Samedi 30 janvier : Visite de Saint-Louis
- La propriétaire française des ateliers Tësss, un magasin de tissage, nous présente ses articles puis nous explique avec un passionnant luxe de détails comment sont tissées ces pièces, et comment on obtient des parties colorées ou non.
- Nous observons en action les derniers tisserands manjaks de l’île en train de confectionner une écharpe. Le métier est fait de bric et de broc mais le résultat est étonnant. Un grand moment.
- Les maisons ont vraiment un style colonial français typique, que l’on retrouve sur l’île de Gorée ou dans
une ville comme la Nouvelle-Orléans
(voir
photo ci-contre). -T
raversée du village des pécheurs où se côtoie une population d’une grande pauvreté sur un petit espace de
terre. Leurs bateaux sont magnifiques
(photo
ci-contre). Inutile d’essayer de faire des photos sans se faire prendre à partie. Nous respectons leur dignité.
- Au gré de nos pérégrinations, nous croisons une femme blanche avec un bébé chat dans les bras. Nous engageons la conversation. Il se trouve qu’elle est responsable d’une ONG qui aide notamment les enfants de Casamance à aller à l’école.
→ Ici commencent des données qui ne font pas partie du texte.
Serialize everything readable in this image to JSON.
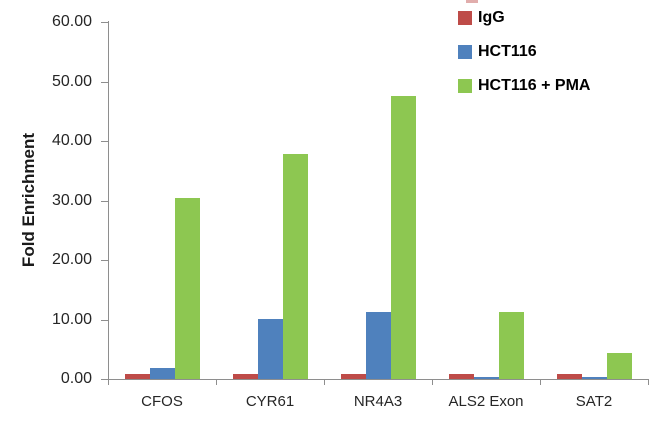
{
  "chart_data": {
    "type": "bar",
    "title": "",
    "ylabel": "Fold Enrichment",
    "xlabel": "",
    "categories": [
      "CFOS",
      "CYR61",
      "NR4A3",
      "ALS2 Exon",
      "SAT2"
    ],
    "series": [
      {
        "name": "IgG",
        "color": "#BE4B48",
        "values": [
          0.9,
          0.9,
          0.9,
          0.9,
          0.9
        ]
      },
      {
        "name": "HCT116",
        "color": "#4F81BD",
        "values": [
          1.9,
          10.1,
          11.3,
          0.4,
          0.4
        ]
      },
      {
        "name": "HCT116 + PMA",
        "color": "#8DC751",
        "values": [
          30.5,
          37.8,
          47.5,
          11.2,
          4.3
        ]
      }
    ],
    "ylim": [
      0,
      60
    ],
    "ytick_step": 10,
    "ytick_labels": [
      "0.00",
      "10.00",
      "20.00",
      "30.00",
      "40.00",
      "50.00",
      "60.00"
    ],
    "legend": {
      "position": "top-right",
      "entries": [
        "IgG",
        "HCT116",
        "HCT116 + PMA"
      ]
    },
    "grid": false,
    "axis_color": "#8E8E8E",
    "text_color": "#262626"
  }
}
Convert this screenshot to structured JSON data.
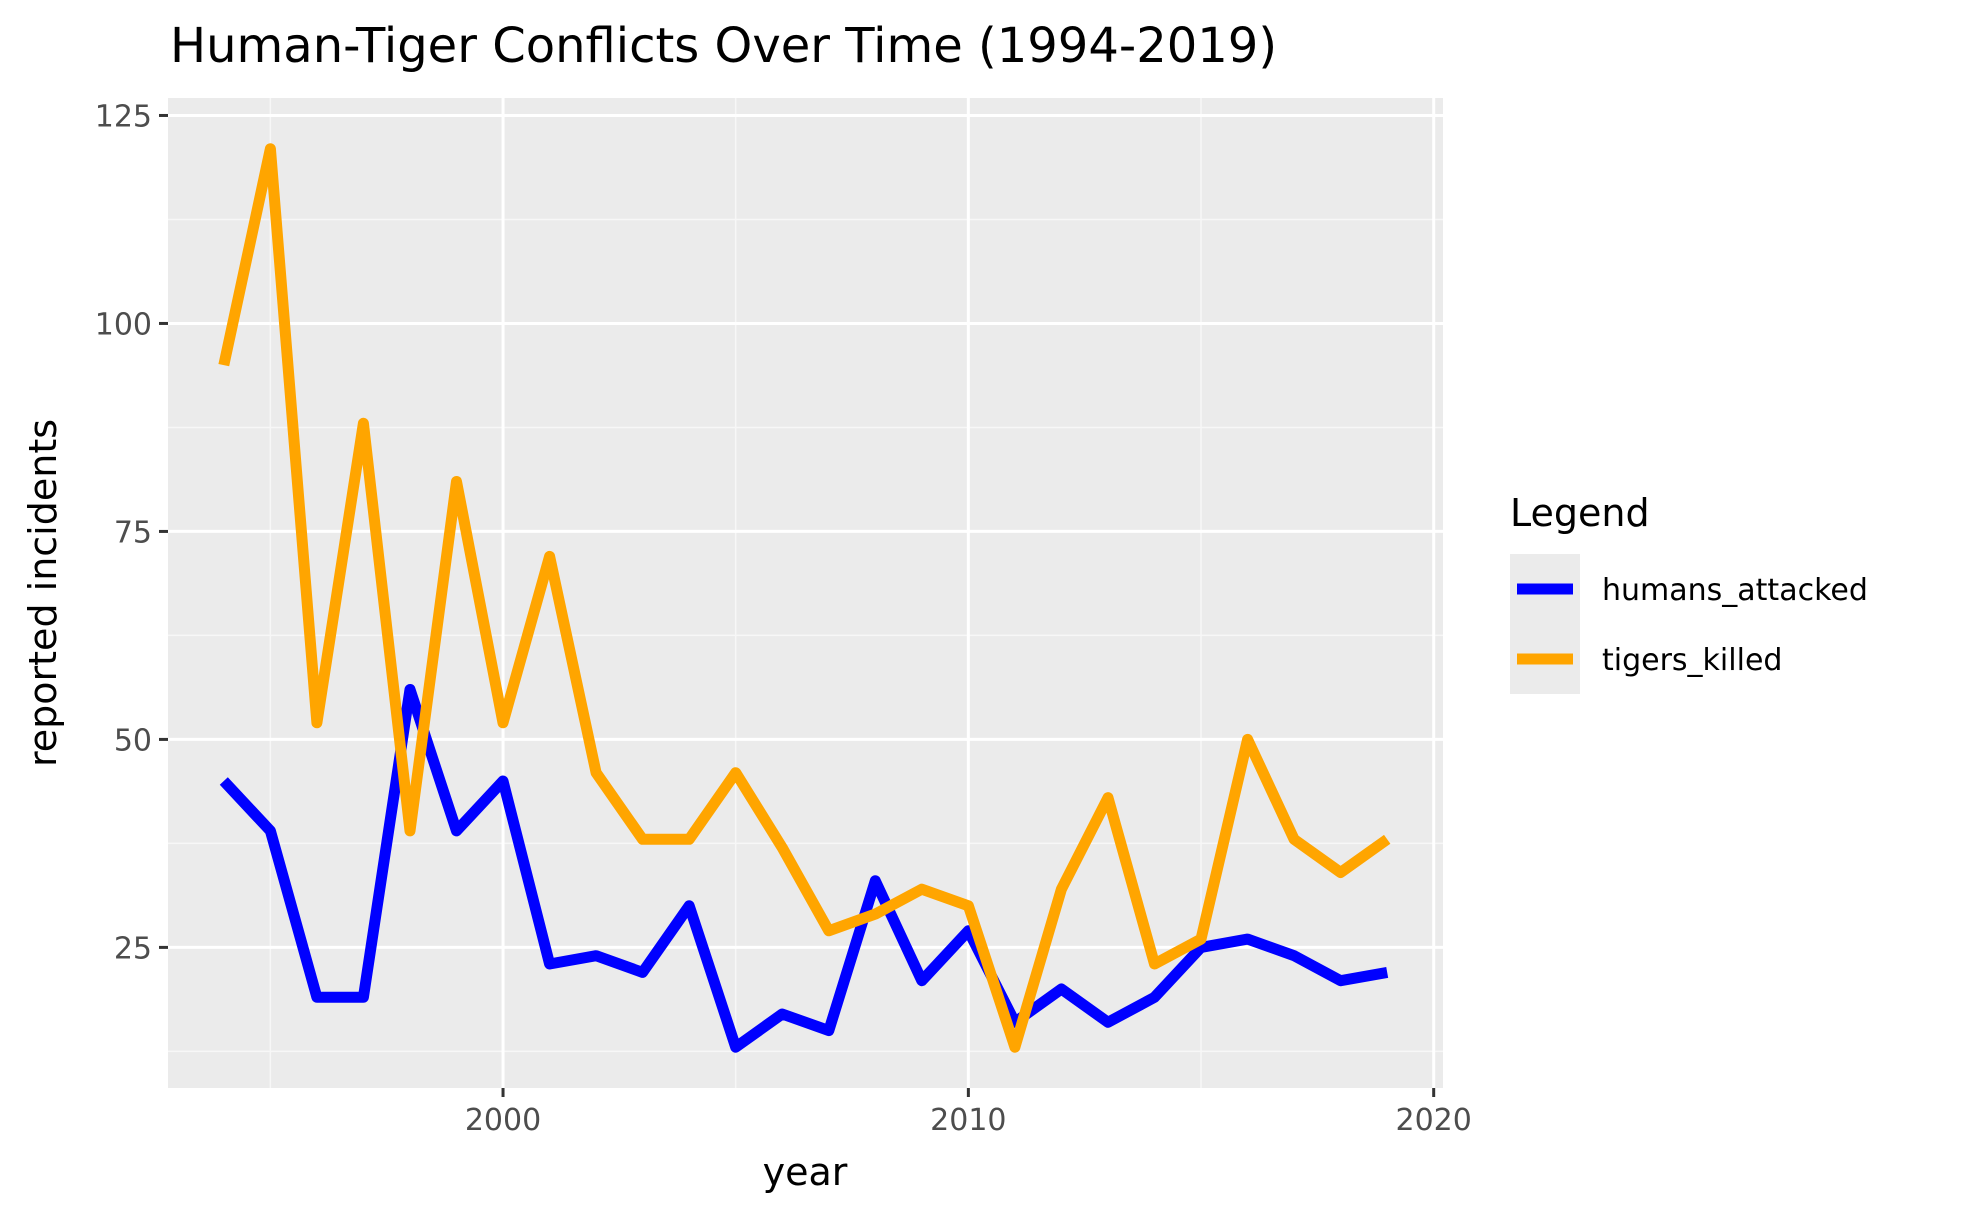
{
  "chart_data": {
    "type": "line",
    "title": "Human-Tiger Conflicts Over Time (1994-2019)",
    "xlabel": "year",
    "ylabel": "reported incidents",
    "xlim": [
      1992.8,
      2020.2
    ],
    "ylim": [
      8.1,
      127.1
    ],
    "x_ticks": [
      2000,
      2010,
      2020
    ],
    "y_ticks": [
      25,
      50,
      75,
      100,
      125
    ],
    "grid": true,
    "legend": {
      "title": "Legend",
      "position": "right"
    },
    "x": [
      1994,
      1995,
      1996,
      1997,
      1998,
      1999,
      2000,
      2001,
      2002,
      2003,
      2004,
      2005,
      2006,
      2007,
      2008,
      2009,
      2010,
      2011,
      2012,
      2013,
      2014,
      2015,
      2016,
      2017,
      2018,
      2019
    ],
    "series": [
      {
        "name": "humans_attacked",
        "color": "#0000ff",
        "values": [
          45,
          39,
          19,
          19,
          56,
          39,
          45,
          23,
          24,
          22,
          30,
          13,
          17,
          15,
          33,
          21,
          27,
          16,
          20,
          16,
          19,
          25,
          26,
          24,
          21,
          22
        ]
      },
      {
        "name": "tigers_killed",
        "color": "#ffa500",
        "values": [
          95,
          121,
          52,
          88,
          39,
          81,
          52,
          72,
          46,
          38,
          38,
          46,
          37,
          27,
          29,
          32,
          30,
          13,
          32,
          43,
          23,
          26,
          50,
          38,
          34,
          38
        ]
      }
    ]
  },
  "colors": {
    "panel_background": "#ebebeb",
    "grid_major": "#ffffff",
    "grid_minor": "#f7f7f7"
  }
}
Elle est très enthousiasmée de nous rencontrer, et est prête à accueillir des stagiaires français : avis aux amatrice(teur)s….
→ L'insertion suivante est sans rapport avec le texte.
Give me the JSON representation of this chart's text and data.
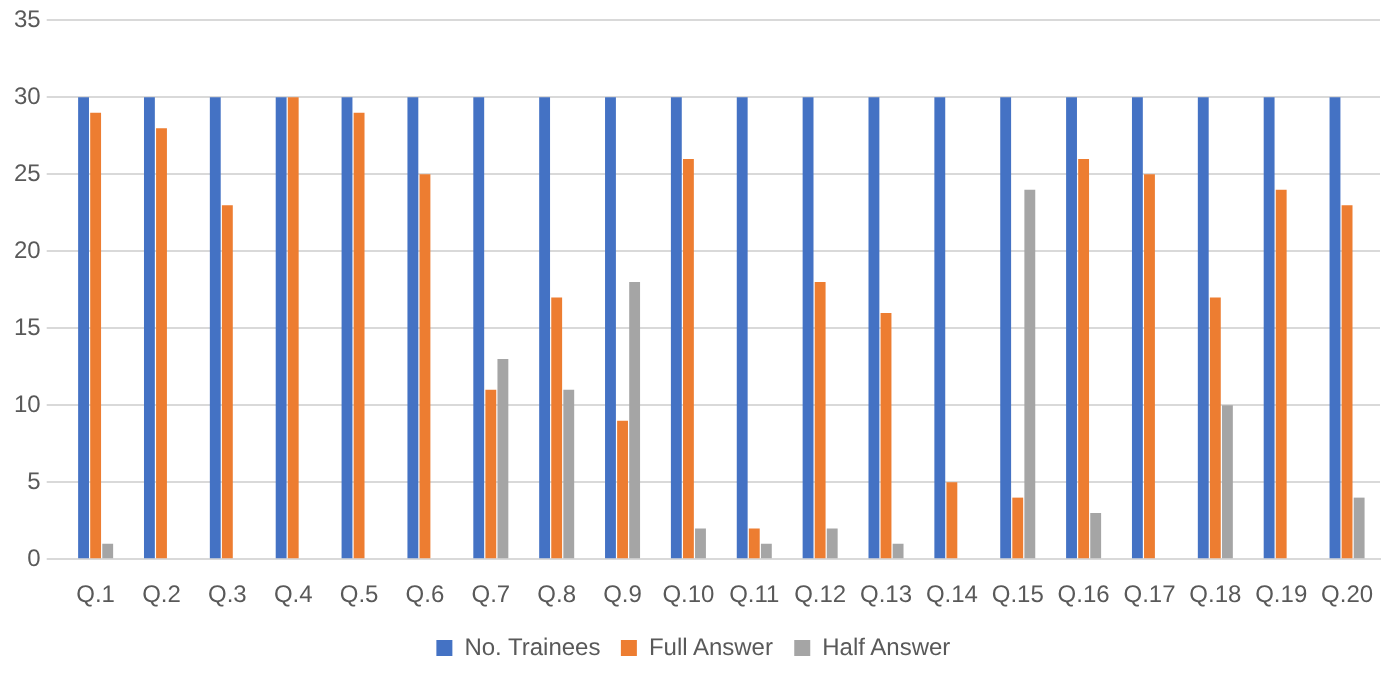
{
  "chart_data": {
    "type": "bar",
    "categories": [
      "Q.1",
      "Q.2",
      "Q.3",
      "Q.4",
      "Q.5",
      "Q.6",
      "Q.7",
      "Q.8",
      "Q.9",
      "Q.10",
      "Q.11",
      "Q.12",
      "Q.13",
      "Q.14",
      "Q.15",
      "Q.16",
      "Q.17",
      "Q.18",
      "Q.19",
      "Q.20"
    ],
    "series": [
      {
        "name": "No. Trainees",
        "color": "#4472c4",
        "values": [
          30,
          30,
          30,
          30,
          30,
          30,
          30,
          30,
          30,
          30,
          30,
          30,
          30,
          30,
          30,
          30,
          30,
          30,
          30,
          30
        ]
      },
      {
        "name": "Full Answer",
        "color": "#ed7d31",
        "values": [
          29,
          28,
          23,
          30,
          29,
          25,
          11,
          17,
          9,
          26,
          2,
          18,
          16,
          5,
          4,
          26,
          25,
          17,
          24,
          23
        ]
      },
      {
        "name": "Half Answer",
        "color": "#a5a5a5",
        "values": [
          1,
          0,
          0,
          0,
          0,
          0,
          13,
          11,
          18,
          2,
          1,
          2,
          1,
          0,
          24,
          3,
          0,
          10,
          0,
          4
        ]
      }
    ],
    "ylim": [
      0,
      35
    ],
    "yticks": [
      0,
      5,
      10,
      15,
      20,
      25,
      30,
      35
    ],
    "grid": "y",
    "legend": "bottom"
  }
}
- Visite du lycée français pour jeunes filles Ameth-Fall
(photo ci-contre),
d’architecture coloniale (le lycée, pas les jeunes filles fort heureusement). Nous arrivons au moment où se déroule un tournoi de handball entre ces demoiselles. Grosse
ambiance.
- Nous passons devant la maison de la mère du directeur de l’école de Kebemer où travaillent Aleth, Anais et Delphine. Un énorme baobab pousse au milieu de la cour. Des gens nous voient, nous invitent à entrer. Sa mère, très souriante, nous reçoit et nous invite à manger à midi pour le lendemain. L’hospitalité sénégalaise n’est pas une vaine formule.
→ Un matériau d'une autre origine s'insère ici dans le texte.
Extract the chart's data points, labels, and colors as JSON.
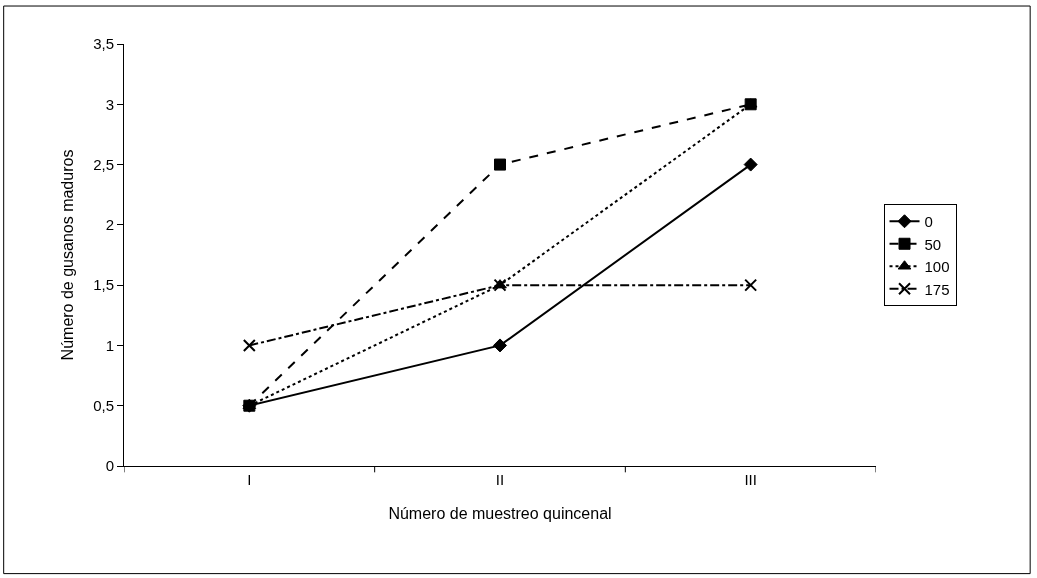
{
  "chart_data": {
    "type": "line",
    "xlabel": "Número de muestreo quincenal",
    "ylabel": "Número de gusanos maduros",
    "categories": [
      "I",
      "II",
      "III"
    ],
    "series": [
      {
        "name": "0",
        "color": "#000000",
        "marker": "diamond",
        "line_style": "solid",
        "values": [
          0.5,
          1,
          2.5
        ]
      },
      {
        "name": "50",
        "color": "#000000",
        "marker": "square",
        "line_style": "dashed",
        "values": [
          0.5,
          2.5,
          3
        ]
      },
      {
        "name": "100",
        "color": "#000000",
        "marker": "triangle",
        "line_style": "dotted",
        "values": [
          0.5,
          1.5,
          3
        ]
      },
      {
        "name": "175",
        "color": "#000000",
        "marker": "cross",
        "line_style": "dashdot",
        "values": [
          1,
          1.5,
          1.5
        ]
      }
    ],
    "ylim": [
      0,
      3.5
    ],
    "yticks": [
      0,
      {
        "value": 0.5,
        "label": "0,5"
      },
      1,
      {
        "value": 1.5,
        "label": "1,5"
      },
      2,
      {
        "value": 2.5,
        "label": "2,5"
      },
      3,
      {
        "value": 3.5,
        "label": "3,5"
      }
    ],
    "grid": false,
    "legend": "right"
  }
}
- Nous marchons à travers la langue de Barbarie, l’étroite bande de terre qui protège Saint-Louis des vagues de l’océan. Le voila donc l’océan Pacifique, sur lequel s’élancent les fières pirogues de pêcheurs.
- Retour à l’hôtel puis départ pour le restaurant ‘Chez Agnès’, qui accueille le groupe sénégalais Teranga pour la soirée. Même si nous attendons près d’une heure nos plats, le spectacle est aussi dans salle, entre le groupe qui s’affaire à régler ses instruments et les spectateurs très cosmopolites qui affluent.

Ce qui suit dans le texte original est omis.